He looked around quickly. His nearest neighbor, still asleep, was a head of long brown hair, half- braided, half-loose, spilling onto another trade blanket. Not Rizcarn, whose hair was raven black. There wasn't a raven hair to be seen in pale light. Rizcarn hadn't returned.
The watch had retired and the camp was stirring. Cha'Tel'Quessir rekindled their fires for breakfast cooking, shook out their clothes, wandered in and out of the bushes, tending their private needs. Bro counted a handful of new faces among them; they numbered forty now, give or take a few. Chayan hadn't been yesterday's only new arrival, though she was the only one he'd noticed.
Thinking of her, Bro pounded his fist against his forehead. Healed or poisoned, he was clearer- headed this morning, and the memories ... What had he been thinking of when she led him out of the camp? Had he truly put his arm around her? Tried to kiss her on the lips?
"Gods curse me for a fool," he muttered, knotting his shirt within his fist, until he remembered it was hers and smoothed it out again. "They were digging Lanig's grave and I was thinking ..."
Bro didn't want to say what he'd been thinking, not even in a whisper. The very morning that she died, his mother had chided him for being too shy and awkward around the Sulalk human girls. Time enough, he'd told himself, when he got back to the Yuirwood.
But barely enough: Chayan was practically the first unspoken-for woman he'd met, and he'd made a fool of himself. Cha'Tel'Quessir grew up as fast as their human cousins, then settled into an almostelven maturity. Bro recalled how shocked he'd been when Shali once told him she was old enough to be Dent's mother. Chayan, who'd fought everywhere with everyone and whose tree-family, SilverBranch, Bro didn't recognize, was almost certainly older than Shali. Age wasn't supposed to be important between men and women in the Yuirwood, but the longer Bro thought about it, the younger and more foolish he felt.
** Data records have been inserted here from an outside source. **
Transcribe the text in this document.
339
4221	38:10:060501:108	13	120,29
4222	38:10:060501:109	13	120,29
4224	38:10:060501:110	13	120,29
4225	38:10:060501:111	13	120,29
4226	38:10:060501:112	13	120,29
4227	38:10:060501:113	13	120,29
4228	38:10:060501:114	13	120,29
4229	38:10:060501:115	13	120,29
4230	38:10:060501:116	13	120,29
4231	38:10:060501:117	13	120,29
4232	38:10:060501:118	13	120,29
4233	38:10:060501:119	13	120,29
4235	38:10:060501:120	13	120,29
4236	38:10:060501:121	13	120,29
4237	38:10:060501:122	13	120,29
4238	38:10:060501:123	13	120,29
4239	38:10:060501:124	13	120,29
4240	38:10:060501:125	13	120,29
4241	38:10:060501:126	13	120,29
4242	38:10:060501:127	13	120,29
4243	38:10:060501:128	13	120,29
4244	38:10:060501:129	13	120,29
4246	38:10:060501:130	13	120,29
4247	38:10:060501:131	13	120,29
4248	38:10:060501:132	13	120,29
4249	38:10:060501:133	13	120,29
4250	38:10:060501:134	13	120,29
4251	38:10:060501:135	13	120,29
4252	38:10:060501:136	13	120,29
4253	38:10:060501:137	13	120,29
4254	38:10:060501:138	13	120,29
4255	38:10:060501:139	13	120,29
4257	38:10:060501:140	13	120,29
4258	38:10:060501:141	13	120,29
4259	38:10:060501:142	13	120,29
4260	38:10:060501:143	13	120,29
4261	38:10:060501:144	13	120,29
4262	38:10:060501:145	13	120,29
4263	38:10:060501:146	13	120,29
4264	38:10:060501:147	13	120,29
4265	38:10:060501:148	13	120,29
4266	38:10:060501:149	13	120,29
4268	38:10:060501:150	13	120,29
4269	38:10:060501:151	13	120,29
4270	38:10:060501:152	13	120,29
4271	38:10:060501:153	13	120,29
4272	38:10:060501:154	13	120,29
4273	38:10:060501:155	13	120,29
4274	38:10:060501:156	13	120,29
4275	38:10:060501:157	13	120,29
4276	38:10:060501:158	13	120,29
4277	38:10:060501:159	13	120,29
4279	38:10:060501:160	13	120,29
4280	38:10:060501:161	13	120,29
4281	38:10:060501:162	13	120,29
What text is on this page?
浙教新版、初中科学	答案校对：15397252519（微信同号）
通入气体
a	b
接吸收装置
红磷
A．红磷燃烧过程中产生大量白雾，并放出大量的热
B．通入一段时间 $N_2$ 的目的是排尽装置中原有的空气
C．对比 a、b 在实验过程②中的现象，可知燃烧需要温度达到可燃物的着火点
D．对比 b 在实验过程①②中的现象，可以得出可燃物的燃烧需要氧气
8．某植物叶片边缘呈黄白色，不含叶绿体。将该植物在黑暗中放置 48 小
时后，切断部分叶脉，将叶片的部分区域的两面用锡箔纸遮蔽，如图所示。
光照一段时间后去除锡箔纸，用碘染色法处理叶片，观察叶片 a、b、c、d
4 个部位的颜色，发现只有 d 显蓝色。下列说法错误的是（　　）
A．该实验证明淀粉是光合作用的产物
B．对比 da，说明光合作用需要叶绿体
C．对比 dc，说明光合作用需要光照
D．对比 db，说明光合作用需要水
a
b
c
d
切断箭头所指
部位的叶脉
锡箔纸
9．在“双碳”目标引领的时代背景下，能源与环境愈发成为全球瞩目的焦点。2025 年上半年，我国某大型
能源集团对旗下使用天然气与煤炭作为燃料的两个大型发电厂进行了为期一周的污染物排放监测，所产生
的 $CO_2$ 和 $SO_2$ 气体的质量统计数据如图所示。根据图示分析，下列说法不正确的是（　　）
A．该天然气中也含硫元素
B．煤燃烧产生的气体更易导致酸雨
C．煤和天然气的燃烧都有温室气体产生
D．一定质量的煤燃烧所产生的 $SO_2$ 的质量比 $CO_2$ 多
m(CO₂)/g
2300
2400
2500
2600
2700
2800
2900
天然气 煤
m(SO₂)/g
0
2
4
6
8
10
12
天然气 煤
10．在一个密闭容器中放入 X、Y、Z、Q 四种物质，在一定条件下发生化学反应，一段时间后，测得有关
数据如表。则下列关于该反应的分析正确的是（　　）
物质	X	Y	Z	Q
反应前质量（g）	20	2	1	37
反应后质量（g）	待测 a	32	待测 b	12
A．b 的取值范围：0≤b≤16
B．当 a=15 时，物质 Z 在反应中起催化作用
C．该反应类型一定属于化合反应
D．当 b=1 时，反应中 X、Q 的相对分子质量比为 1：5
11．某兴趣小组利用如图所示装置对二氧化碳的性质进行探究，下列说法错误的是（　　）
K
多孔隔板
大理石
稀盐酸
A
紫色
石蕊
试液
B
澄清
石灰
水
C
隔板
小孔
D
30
He grabbed the blanket and began folding it, using both arms: he'd sooner die of poison than have Chayan taking care of him a moment longer. It wasn't his blanket anyway; he'd been borrowing blankets or furs each night, as he'd been borrowing everything else since he met up with his father. Two nights ago, he'd borrowed a fur from Lanig...
Bro's hands stopped moving. He hadn't known Lanig well. More than the memory of Lanig's corpse and Dent's and Shali's, it was the number of people who were simply gone that set his hands shaking. His world had turned over so many times, and what was he doing? Folding a blanket, as if it mattered whether blankets got folded, whether he was warm and dry when the dew fell.
Rizcarn went around the Yuirwood carving runes into trees and stones so they wouldn't forget. Bro thought it would have been more useful to carve runes into the Cha'Tel'Quessir themselves so he wouldn't forget who he was, where he'd come from, and what he'd left behind. Shali had a tiny scar on her cheek; for his life, Bro couldn't remember if it had been her right cheek or her left.
He took a deep breath that hurt his right-side ribs and the place he called his heart. Then he put another fold in the blanket, because he was alive, not dead, and he'd have to return the blanket with proper gratefulness. When the blanket was neatly folded in eighths, Bro started to stand, and stopped. The blanket in his hands matched the blanket wrapped around his neighbor, and his nighttime neighbor with the long, brown hair was Chayan.
Chayan, wrapping him in her own blankets, taking care of him because he was too young and foolish to take care of himself.
At least she was still asleep. Carefully, quietly, Bro laid the blanket beside her and tiptoed away. Yongour hailed him as he trudged up from the stream. Had he slept well? Was he feeling better? Would he breakfast at Yongour's fire?
Lanig's death and Rizcarn's continued absence had revitalized the Cha'Tel'Quessir. They gathered like tree-family elders at Yongour's fire, sipping tea and gnawing chunks of yesterday's bread. Bro greeted them all by name; they greeted him as Rizcarn's son and asked him when his father would return.
"The question is, should we wait here, or make our way to the Sunglade," Yongour explained. "I measure that the 'Glade's three days from here, walking fast and alone. We're thirty-eight now, and we can only walk as fast as our slowest legs. Some have to forage as well. If we leave now, all of us will get there. If we wait a day, some won't. If we wait more than a day, like as not, Zandilar will dance without us. Did your father tell you which we should do? Walk or wait?"
Bro wanted to laugh. His father hadn't told him anything. Rizcarn didn't trust his son much more than that son trusted him, but Rizcarn had—unintentionally?—left him with the power to bring thirty- eight Cha'Tel'Quessir to the Sunglade or keep them in this camp until it was too late to dance with Zandilar.